2.1    Voor de beoordeling van de klacht gaat de raad, gelet op het klachtdossier en de op de zitting afgelegde verklaringen, uit van de volgende feiten.

2.2    Verweerder heeft (de holdingvennootschap van) klager omstreeks 2017 bijgestaan in een procedure tegen I.G. B.V. over een vordering van € 46.862,92. Voor deze vordering heeft I.G. B.V. conservatoir beslag gelegd onder klager.

2.3    In afwachting van de uitspraak van de rechtbank in die procedure hebben partijen een regeling getroffen over het opheffen van het beslag tegen het stellen van zekerheid.

2.4    Bij e-mailbericht van 11 september 2017 heeft verweerder aan klager in concept een depotovereenkomst gezonden. In reactie daarop heeft klager diezelfde dag aan verweerder onder meer geschreven:

…….

“3.1 depot bedrag wordt niet uitgekeerd indien er een hoger beroep wordt ingesteld.

…….

2.5    Op 30 september 2017 is een depotovereenkomst getekend inhoudende dat klager het bedrag van € 46.862,92 diende te storten op de derdenrekening van de Stichting Beheer Derdengelden Actio Advocaten & Juristen (hierna: de Stichting).

2.6    In artikel 3.1 van de overeenkomst is bepaald:

“[I.G. B.V.] en [klager] verkrijgen ten gevolge van de storting in depot een voorwaardelijke vordering op de Stichting. deze vordering wordt op één van de hierna vermelde wijzen onvoorwaardelijk:
-    na ondubbelzinnige gelijkluidende gezamenlijke schriftelijke opdracht van [I.G. B.V.] en [klager] dan wel;
-    na een in kracht van gewijsde gegaan vonnis van de rechtbank Noord-Nederland, locatie Groningen onder zaaknummer…………waarin C.I.B.V. en/of [klager] word(t)en veroordeeld tot betaling van enig bedrag aan [I.G. B.V.].
Alsdan verplicht de Stichting zich onherroepelijk het depotbedrag, of althans het overeengekomen of toegewezen deel daarvan, uit te keren overeenkomstig die opdracht of dat vonnis.      

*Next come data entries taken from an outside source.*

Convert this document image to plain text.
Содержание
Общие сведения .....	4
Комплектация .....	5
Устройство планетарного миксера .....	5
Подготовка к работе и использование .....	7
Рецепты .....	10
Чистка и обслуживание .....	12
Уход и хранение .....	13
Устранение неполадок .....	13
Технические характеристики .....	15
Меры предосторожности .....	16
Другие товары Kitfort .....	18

2.7    Bij vonnis van de rechtbank Noord-Nederland is I.G. B.V. grotendeels in het ongelijk gesteld. Klager is veroordeeld om een bedrag van € 848,21 te betalen. Het vonnis is uitvoerbaar bij voorraad verklaard. I.G. B.V. heeft hoger beroep ingesteld.

2.8    Vervolgens hebben partijen overeenstemming bereikt over de uitkering van het depotbedrag door de Stichting.

2.9    Verweerder heeft klager in 2016 in een andere zaak bijgestaan. Dat ging om een vordering van € 130.000,00. Klager heeft verweerder het voorblad van de betreffende dagvaarding gestuurd met het verzoek verweer te voeren. Verweerder heeft verzuimd zich namens verweerder als advocaat te stellen in deze procedure, waardoor er een verstekvonnis werd gewezen. Klager moest het gevorderde bedrag per direct aan zijn wederpartij voldoen. Verweerder heeft verzet ingesteld. Verweerder heeft erkend een beroepsfout te hebben gemaakt.

3    KLACHT

3.1    De klacht houdt, zakelijk weergegeven, in dat verweerder tuchtrechtelijk verwijtbaar heeft gehandeld als bedoeld in artikel 46 Advocatenwet door:

a)    de belangen van klager onvoldoende te behartigen. Hij heeft verzuimd in de depotovereenkomst de mogelijkheid te voorzien dat klager de procedure zou winnen.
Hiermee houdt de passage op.